Celebrating Great Films


Sunday, September 20, 2009

No Country For Old Men

No Country For Old Men#110 at time of writing.

This film's antagonist, Anton Chigurh as played by Javier Bardem, is the most uncompromising character ever to grace the silver screen. The story isn't about him - it's about the cop who chases him and the crook who's running away from him - but it's Anton Chigurh and his cattle bolt-gun that linger in the mind after the credits roll. He is the ultimate bad-ass. It must be true, Vanity Fair says so.

I've said before that I find the Coen Brothers variable, but this reasonably faithful Cormac McCarthy adaptation bolts the nail in the head. It's the most heavily Oscared Coen Brothers film, and deservedly so. (In fact, only two Best Director Oscars have ever been split between two directors - this one and West Side Story.)

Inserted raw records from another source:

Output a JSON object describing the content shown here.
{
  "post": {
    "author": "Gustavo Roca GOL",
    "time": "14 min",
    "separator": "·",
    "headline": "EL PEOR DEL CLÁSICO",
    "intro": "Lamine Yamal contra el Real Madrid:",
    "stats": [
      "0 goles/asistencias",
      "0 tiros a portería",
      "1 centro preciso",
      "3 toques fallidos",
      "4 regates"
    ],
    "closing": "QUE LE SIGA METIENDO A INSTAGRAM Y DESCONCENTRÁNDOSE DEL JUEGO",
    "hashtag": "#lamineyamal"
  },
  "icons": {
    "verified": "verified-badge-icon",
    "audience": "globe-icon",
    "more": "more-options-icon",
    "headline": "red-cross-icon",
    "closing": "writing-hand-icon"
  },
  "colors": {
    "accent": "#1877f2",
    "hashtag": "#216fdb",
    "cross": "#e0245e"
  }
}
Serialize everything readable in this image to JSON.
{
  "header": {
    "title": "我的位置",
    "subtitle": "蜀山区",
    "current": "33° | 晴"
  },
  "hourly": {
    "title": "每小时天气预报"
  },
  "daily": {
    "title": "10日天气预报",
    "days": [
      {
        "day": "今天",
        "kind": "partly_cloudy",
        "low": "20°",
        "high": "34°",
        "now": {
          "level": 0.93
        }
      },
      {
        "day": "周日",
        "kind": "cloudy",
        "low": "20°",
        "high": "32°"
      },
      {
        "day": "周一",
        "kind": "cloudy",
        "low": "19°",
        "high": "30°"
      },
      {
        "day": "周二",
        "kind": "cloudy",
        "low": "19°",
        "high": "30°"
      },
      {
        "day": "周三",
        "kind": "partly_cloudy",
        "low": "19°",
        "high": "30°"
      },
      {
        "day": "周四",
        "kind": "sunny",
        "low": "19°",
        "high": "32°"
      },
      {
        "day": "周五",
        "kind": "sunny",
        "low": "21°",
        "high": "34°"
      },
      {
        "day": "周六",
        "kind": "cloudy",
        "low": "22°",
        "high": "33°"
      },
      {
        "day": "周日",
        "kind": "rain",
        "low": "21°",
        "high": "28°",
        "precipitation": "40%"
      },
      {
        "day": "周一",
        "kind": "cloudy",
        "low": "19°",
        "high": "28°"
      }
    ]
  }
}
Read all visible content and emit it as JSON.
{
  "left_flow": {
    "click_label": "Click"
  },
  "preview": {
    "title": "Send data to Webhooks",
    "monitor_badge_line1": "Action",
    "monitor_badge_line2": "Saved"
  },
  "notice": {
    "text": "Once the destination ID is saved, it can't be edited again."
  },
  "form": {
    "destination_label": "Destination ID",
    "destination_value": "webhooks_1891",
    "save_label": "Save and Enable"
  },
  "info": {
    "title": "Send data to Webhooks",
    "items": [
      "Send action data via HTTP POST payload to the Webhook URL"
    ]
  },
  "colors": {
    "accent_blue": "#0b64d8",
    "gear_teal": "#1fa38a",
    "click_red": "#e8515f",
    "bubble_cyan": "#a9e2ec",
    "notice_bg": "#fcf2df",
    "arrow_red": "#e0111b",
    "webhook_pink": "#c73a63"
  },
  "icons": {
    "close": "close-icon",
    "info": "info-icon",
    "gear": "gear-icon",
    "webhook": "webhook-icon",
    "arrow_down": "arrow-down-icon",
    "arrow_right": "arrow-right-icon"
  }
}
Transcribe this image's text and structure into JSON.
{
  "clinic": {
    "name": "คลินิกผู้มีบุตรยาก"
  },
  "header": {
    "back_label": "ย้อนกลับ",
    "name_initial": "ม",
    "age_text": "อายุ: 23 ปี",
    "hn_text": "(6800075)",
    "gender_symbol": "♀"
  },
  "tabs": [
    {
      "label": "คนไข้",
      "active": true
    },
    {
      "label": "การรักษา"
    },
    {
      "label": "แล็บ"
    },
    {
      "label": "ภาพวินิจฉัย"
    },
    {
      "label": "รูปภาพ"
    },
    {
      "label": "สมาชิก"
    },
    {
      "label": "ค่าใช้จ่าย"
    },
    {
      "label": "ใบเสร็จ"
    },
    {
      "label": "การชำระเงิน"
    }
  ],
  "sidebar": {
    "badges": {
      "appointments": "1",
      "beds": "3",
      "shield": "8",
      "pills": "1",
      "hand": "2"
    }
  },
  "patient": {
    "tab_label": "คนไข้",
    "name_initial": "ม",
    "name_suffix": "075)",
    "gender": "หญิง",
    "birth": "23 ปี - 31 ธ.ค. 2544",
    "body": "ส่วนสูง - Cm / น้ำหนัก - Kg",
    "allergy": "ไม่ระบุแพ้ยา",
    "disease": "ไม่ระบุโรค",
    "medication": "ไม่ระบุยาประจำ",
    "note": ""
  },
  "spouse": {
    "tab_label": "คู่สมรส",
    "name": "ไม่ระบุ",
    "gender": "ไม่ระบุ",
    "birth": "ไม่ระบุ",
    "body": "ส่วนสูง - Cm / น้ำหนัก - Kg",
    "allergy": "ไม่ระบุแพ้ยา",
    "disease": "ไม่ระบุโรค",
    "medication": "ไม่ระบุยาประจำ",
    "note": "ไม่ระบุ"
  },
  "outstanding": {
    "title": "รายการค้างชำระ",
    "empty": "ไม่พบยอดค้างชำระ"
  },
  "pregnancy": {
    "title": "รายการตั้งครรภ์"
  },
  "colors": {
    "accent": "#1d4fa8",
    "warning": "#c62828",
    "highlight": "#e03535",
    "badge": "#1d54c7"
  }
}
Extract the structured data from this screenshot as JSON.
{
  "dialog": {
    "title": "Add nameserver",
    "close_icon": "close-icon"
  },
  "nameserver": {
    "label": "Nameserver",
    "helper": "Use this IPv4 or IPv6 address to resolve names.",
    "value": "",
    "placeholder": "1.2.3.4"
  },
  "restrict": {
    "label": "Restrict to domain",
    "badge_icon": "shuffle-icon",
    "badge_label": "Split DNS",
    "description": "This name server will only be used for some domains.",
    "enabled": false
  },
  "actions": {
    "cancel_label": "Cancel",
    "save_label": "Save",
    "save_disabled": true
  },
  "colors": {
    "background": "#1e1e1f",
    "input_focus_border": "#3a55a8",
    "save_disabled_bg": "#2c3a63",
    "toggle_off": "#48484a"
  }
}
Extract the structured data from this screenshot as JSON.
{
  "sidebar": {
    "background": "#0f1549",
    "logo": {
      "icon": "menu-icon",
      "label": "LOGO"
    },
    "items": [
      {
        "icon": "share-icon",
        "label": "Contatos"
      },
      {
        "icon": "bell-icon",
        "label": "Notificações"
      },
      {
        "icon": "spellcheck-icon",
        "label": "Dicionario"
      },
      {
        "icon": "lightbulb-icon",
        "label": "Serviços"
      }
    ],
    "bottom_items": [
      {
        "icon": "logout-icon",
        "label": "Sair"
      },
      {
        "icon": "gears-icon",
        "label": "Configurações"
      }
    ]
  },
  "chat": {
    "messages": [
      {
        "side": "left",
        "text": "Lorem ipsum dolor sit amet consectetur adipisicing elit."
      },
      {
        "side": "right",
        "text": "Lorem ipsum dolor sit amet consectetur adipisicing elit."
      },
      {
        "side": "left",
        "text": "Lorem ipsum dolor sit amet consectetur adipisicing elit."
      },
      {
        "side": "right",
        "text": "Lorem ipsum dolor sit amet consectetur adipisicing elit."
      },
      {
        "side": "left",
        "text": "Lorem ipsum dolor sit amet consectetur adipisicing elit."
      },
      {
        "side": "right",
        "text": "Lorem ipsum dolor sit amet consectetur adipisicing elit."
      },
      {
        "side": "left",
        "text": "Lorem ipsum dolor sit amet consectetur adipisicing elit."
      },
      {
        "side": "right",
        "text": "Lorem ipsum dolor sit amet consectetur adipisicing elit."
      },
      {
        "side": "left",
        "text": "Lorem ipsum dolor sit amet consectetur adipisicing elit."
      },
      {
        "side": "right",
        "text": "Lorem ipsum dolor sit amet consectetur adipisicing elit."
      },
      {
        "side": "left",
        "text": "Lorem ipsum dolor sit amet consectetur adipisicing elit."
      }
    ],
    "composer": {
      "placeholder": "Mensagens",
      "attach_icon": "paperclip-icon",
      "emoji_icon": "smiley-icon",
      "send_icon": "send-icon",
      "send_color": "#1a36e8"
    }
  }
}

The story is simple: A hunter in the middle of the Texan desert stumbles upon some dead bodies, a stash of heroin and more than $2 million in cash. He takes the money and runs, with a jaded cop and a motley crew of criminals in pursuit. The result is a wide-open Western-style film - full of deserts and death. It's bleak, violent, tense, blackly funny and meditative, with a creepy sense of fated inevitability. Pure cinema.